Freedom Walk Helps Groups Spread WordBy Samantha L. Quigley / American Forces Press Service
WASHINGTON – As thousands of people filled the Pentagon parking lot at the end of the third America Supports You Freedom Walk today, they were greeted by groups individually working toward the collective goal of supporting troops and their families.
Representatives of more than 20 groups that support America Supports You were on hand to let people know what they do for the troops. America Supports You is a Defense Department program connecting citizens and corporations with military personnel and their families serving at home and abroad.
The groups, which send care packages and letters, offer support to wounded service members, and assist military families agreed the walk gave them the opportunity to tell the participants how they could support the troops.
“There’s a lot of people out there that don’t realize that you can write to a service member,” said Kristen Petrella, president of the New Jersey-based Hugs from Home, a letter-writing group. “We’re going to … let them know that, ‘Yes, you can do that.’”

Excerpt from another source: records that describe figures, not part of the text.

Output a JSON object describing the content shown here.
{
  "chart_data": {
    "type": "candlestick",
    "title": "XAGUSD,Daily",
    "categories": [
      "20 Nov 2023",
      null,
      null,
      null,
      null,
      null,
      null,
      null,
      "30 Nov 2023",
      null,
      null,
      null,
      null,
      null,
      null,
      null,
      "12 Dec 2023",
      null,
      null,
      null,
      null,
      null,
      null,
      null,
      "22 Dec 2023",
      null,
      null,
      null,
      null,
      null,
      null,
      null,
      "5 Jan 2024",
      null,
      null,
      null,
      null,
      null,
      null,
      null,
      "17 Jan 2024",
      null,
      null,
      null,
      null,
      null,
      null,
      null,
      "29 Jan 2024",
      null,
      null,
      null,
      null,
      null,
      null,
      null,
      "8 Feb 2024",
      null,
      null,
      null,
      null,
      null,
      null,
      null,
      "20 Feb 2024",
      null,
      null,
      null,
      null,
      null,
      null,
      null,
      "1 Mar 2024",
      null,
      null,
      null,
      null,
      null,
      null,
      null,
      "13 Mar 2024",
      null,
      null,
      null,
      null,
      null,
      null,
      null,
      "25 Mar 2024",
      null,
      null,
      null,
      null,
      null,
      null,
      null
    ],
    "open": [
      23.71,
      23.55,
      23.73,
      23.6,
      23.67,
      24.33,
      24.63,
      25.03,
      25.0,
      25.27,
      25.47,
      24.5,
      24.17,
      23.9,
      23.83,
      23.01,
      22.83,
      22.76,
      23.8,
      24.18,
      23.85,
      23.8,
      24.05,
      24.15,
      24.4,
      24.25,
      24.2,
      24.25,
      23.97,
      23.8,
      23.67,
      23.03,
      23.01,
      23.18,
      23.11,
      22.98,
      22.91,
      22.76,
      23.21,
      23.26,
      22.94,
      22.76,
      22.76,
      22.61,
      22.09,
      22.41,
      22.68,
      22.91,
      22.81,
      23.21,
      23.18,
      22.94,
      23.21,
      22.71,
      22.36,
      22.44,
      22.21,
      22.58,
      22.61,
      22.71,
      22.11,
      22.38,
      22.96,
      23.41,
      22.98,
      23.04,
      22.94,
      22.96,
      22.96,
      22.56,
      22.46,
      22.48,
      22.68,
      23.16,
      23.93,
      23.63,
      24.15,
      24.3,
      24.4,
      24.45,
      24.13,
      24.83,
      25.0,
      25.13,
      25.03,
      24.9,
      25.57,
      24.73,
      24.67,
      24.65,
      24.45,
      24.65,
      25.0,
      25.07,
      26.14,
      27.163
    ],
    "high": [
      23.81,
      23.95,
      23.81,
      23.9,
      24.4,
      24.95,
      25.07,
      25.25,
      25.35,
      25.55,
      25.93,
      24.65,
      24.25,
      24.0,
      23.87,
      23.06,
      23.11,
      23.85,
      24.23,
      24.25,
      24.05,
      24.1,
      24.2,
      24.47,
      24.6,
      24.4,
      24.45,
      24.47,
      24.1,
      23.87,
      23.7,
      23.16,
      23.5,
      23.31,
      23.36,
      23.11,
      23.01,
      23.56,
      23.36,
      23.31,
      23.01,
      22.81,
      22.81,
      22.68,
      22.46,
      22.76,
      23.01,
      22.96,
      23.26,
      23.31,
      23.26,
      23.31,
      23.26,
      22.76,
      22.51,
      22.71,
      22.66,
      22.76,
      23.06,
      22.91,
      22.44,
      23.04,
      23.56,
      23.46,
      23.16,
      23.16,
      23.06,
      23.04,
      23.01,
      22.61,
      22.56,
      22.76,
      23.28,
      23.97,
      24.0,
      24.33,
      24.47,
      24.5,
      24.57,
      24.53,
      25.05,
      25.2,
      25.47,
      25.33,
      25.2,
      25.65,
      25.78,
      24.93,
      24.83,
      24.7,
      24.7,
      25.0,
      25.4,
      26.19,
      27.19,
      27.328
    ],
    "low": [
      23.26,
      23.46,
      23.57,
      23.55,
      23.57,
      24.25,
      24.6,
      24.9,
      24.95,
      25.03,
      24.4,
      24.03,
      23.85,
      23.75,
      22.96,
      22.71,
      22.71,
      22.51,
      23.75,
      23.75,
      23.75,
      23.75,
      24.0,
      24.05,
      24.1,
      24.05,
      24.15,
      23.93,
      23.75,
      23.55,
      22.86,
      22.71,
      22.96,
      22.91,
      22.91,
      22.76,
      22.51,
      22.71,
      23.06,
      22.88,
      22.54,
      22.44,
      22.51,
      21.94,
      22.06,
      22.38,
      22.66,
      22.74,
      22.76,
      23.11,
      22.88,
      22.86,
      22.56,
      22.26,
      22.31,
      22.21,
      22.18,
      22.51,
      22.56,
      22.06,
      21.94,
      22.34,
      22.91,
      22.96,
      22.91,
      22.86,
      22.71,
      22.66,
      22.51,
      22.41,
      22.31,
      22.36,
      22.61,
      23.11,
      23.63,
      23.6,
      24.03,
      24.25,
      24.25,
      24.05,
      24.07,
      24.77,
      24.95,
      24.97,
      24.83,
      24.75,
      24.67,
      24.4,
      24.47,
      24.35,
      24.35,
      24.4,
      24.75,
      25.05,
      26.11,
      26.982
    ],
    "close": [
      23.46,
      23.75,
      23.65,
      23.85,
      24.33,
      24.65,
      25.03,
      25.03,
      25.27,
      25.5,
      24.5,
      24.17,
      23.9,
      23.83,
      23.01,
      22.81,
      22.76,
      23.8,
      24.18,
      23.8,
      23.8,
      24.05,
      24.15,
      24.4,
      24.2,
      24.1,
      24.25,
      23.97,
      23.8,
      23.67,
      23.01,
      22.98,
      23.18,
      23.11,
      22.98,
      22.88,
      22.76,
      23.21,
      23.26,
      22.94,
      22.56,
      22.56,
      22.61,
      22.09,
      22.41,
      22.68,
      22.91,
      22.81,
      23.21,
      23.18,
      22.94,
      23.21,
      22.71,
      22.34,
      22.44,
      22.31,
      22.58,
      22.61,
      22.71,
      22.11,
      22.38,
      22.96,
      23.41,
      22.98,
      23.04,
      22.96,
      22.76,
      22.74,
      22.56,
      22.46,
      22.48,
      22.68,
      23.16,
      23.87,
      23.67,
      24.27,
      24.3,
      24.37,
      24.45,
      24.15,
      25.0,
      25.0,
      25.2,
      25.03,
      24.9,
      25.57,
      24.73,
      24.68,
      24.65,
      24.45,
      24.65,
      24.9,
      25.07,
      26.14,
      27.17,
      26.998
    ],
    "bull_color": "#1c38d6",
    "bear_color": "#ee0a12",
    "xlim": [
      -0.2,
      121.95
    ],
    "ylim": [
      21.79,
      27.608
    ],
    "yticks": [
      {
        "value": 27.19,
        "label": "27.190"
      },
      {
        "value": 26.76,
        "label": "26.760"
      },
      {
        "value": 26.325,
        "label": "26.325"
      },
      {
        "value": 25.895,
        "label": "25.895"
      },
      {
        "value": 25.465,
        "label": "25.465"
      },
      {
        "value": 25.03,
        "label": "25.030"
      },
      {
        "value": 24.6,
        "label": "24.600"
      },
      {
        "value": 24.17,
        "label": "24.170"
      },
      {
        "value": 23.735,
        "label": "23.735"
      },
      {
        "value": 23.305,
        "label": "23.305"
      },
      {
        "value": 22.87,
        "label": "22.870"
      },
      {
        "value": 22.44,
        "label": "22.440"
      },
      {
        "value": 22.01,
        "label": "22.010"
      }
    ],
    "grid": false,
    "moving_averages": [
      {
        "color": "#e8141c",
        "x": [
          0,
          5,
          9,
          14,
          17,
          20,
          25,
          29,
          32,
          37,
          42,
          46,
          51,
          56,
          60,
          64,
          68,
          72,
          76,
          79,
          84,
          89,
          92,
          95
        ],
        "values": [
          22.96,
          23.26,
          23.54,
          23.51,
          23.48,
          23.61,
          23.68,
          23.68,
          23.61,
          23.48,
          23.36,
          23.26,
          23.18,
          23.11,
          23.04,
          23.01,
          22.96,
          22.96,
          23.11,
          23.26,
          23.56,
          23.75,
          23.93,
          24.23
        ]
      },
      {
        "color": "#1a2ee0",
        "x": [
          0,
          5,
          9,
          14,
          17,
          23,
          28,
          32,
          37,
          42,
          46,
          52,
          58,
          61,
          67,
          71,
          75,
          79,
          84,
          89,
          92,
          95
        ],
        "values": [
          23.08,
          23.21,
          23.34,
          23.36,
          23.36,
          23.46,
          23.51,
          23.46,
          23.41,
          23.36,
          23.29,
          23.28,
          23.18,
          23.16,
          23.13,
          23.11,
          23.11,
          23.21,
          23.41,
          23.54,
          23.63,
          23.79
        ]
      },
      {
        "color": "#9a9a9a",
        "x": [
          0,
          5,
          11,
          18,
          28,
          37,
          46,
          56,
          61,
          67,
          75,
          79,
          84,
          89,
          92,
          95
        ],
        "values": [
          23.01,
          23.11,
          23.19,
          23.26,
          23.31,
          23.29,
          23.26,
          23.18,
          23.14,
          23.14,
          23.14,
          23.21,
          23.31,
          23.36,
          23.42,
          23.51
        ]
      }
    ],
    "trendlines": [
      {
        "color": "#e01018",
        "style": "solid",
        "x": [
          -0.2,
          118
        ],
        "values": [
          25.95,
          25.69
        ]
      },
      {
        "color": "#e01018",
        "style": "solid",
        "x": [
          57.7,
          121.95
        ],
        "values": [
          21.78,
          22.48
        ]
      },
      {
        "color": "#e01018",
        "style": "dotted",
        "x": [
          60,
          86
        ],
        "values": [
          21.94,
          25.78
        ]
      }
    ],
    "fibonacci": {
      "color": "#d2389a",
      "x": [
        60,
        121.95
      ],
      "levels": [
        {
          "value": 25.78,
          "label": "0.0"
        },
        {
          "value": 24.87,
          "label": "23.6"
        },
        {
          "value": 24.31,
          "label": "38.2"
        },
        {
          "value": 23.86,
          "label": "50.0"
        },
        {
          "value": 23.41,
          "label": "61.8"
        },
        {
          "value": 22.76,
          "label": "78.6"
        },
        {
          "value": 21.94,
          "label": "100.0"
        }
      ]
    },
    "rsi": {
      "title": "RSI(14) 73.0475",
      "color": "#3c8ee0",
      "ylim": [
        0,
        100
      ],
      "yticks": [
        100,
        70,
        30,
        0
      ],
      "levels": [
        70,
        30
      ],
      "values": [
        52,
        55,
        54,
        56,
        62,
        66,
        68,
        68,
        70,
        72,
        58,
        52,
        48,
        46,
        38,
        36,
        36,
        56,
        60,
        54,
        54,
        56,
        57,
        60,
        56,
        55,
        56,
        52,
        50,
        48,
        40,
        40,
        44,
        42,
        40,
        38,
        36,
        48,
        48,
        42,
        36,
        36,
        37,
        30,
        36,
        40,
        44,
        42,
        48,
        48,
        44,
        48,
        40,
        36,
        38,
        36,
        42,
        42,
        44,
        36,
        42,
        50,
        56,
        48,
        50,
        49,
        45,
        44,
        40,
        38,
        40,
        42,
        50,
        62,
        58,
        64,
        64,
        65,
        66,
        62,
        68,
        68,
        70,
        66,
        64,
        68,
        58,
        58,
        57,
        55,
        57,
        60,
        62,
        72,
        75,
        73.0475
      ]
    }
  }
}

Landstuhl Hospital Care Project, treasurer Sharon Buck, said her group participated for the same reason. “Our purpose today is to hand out pamphlets if people are interested in learning what our mission is,” she said.
The project supports the chaplains’ center at the Landstuhl Regional Medical Center in Germany, Buck said. Its support arrives at the chaplains’ center in the form of a black backpack containing basic necessities that wounded service members may need but not have when they arrive in Germany, such as underwear, T-shirts, toiletries and other needed items.
Another group participating in the post-Freedom Walk activities, Soldiers’ Angels, successfully spread the word about its efforts by attracting walkers like Karina Rollins with the opportunity to write a message to the troops. The Washington resident, who plans to “adopt” a service member through the group, said supporting the troops is a must for her despite not having any ties to the military.
“I do not have a family member or a friend who is in Iraq, so it’s not a personal thing in that sense,” Rollins said. “We need to show them that we care about more than getting soy lattes and watching ‘American Idol.’ We need to show that we understand that there is something very big and important going on.”
The support groups and walkers said the Freedom Walk did just that, and has done so since the inaugural event on the fourth anniversary of the attacks.
“We need to keep the memory alive,” Carol Watanabe, lead volunteer with Little Patriots Embraced, a Missouri group, said. “It’s important to rally the American people and make them understand that we support … our troops.
“There’s nothing more important than our troops knowing that we are standing behind them,” she said.
Little Patriots Embraced works to relieve stress on the families of deployed service members through care packages that include teddy bears, writing journals and blankets for newborns, Watanabe said.
Cindi Bookout, president of Operation Homefront’s D.C. Metro chapter, agreed that letting troops and their families know they have support is paramount. Her group accomplishes this through chapters in 31 states that provide support to the families of deployed service members.
“The Freedom Walk is important because it lets (service members) know that there are thousands of people all over the United States – not just here in Washington, D.C., but all over the (country) – that support our service members,” she said.
With more than 230 walks scheduled to take place between yesterday and Sept. 11, in all 50 states and 10 countries, Americans are doing just that — thanking those who serve, remembering those who have made the ultimate sacrifice, and commemorating the tragic events of six years ago.
This year’s America Supports You Freedom Walk began at the Lincoln Memorial and ended with a musical tribute by the Harlem Gospel Choir in the Pentagon’s parking lot.